Friday, March 16, 2007

On Smoking and Other Things

Author’s note: The following article is commentary about the proposed ban on smoking in private clubs which the local board of health is considering. Smoking is already banned in Northampton from bars, restaurants, etc. While the article does not concern freedom of speech, directly, the reader will see that these subject matters involve many of the same underlying concerns that the reader may find worthy to think about, as I do.

There are undesirable secondary effects to a lot of things besides smoking and pornography (the latest two vices the City has been eager to banish as a practical matter). For instance, alcoholic beverage consumption leads to alcoholism, traffic fatalities, domestic violence, etc. Smoking is harmful, at least to those who regularly smoke, no doubt about it. But, government and political leaders should focus instead on ameliorating undesirable secondary effects in less intrusive manners, in my opinion.

For example, if people don't like people smoking outside, then the City could bring it back inside, with air filtration systems and no smoking areas to "protect" those who are sensitive to it, instead of trying to control the intimate details of people's private social lives. Requiring extra sales taxes to be paid for tobacco products is an example of where government regulation does directly address undesirable secondary effects, rather than the intimate private behavior of the citizen. (There’s solid evidence that smokers place a disproportionate financial burden on the health care system.)

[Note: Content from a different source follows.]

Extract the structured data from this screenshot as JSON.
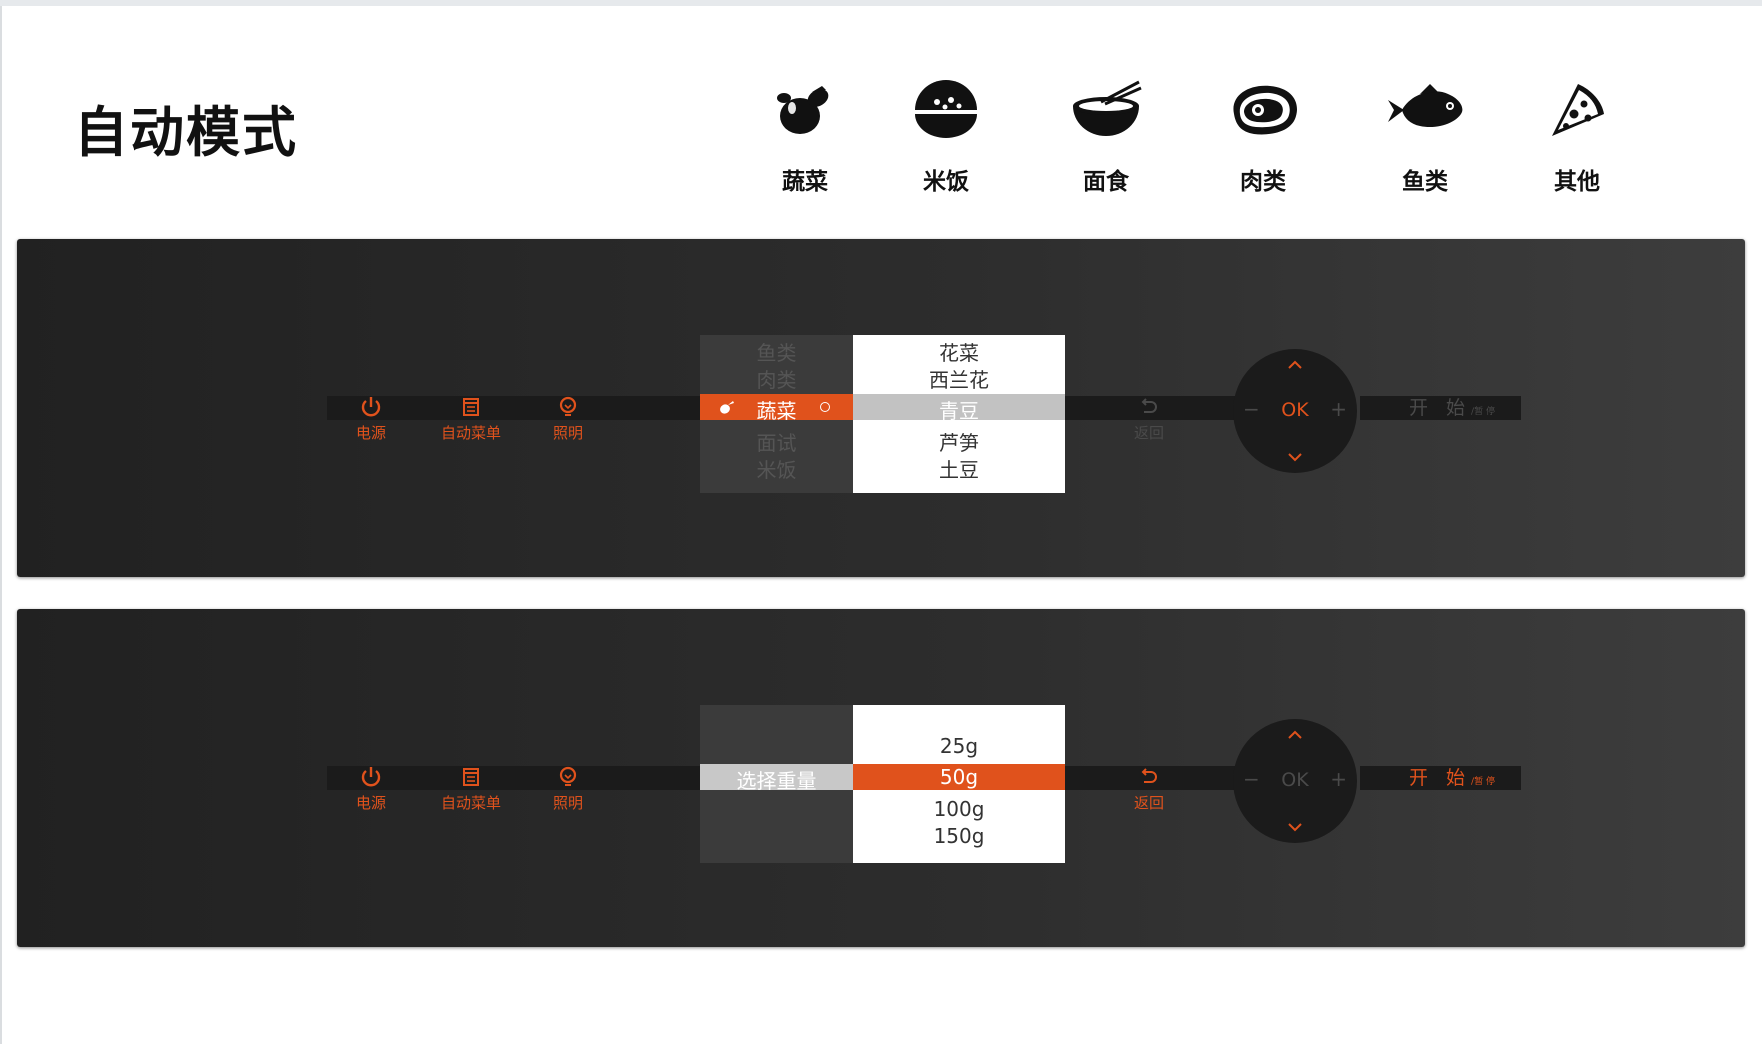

I am concerned by how many liberals and conservatives, alike, feel justified to dictate intimate aspects of our private lives (albeit often in different respects), and turn a blind eye to how they would encroach upon our rights to be wrong, as well as right, in how we choose to live among ourselves. The more we allow the will of the majority to dictate intimate aspects of our lives, be it a conservative or liberal majority, we may have more democracy, but less and less freedom.

We need to accept the notion that tolerance of those who would voluntarily live differently than we would wish them to live with respect to their private lives, is essential for a community and a society that is to be rightly called free, as well as democratic. Otherwise, one day we may find ourselves trapped, suffocating in a place which is more totalitarian than free, except in name.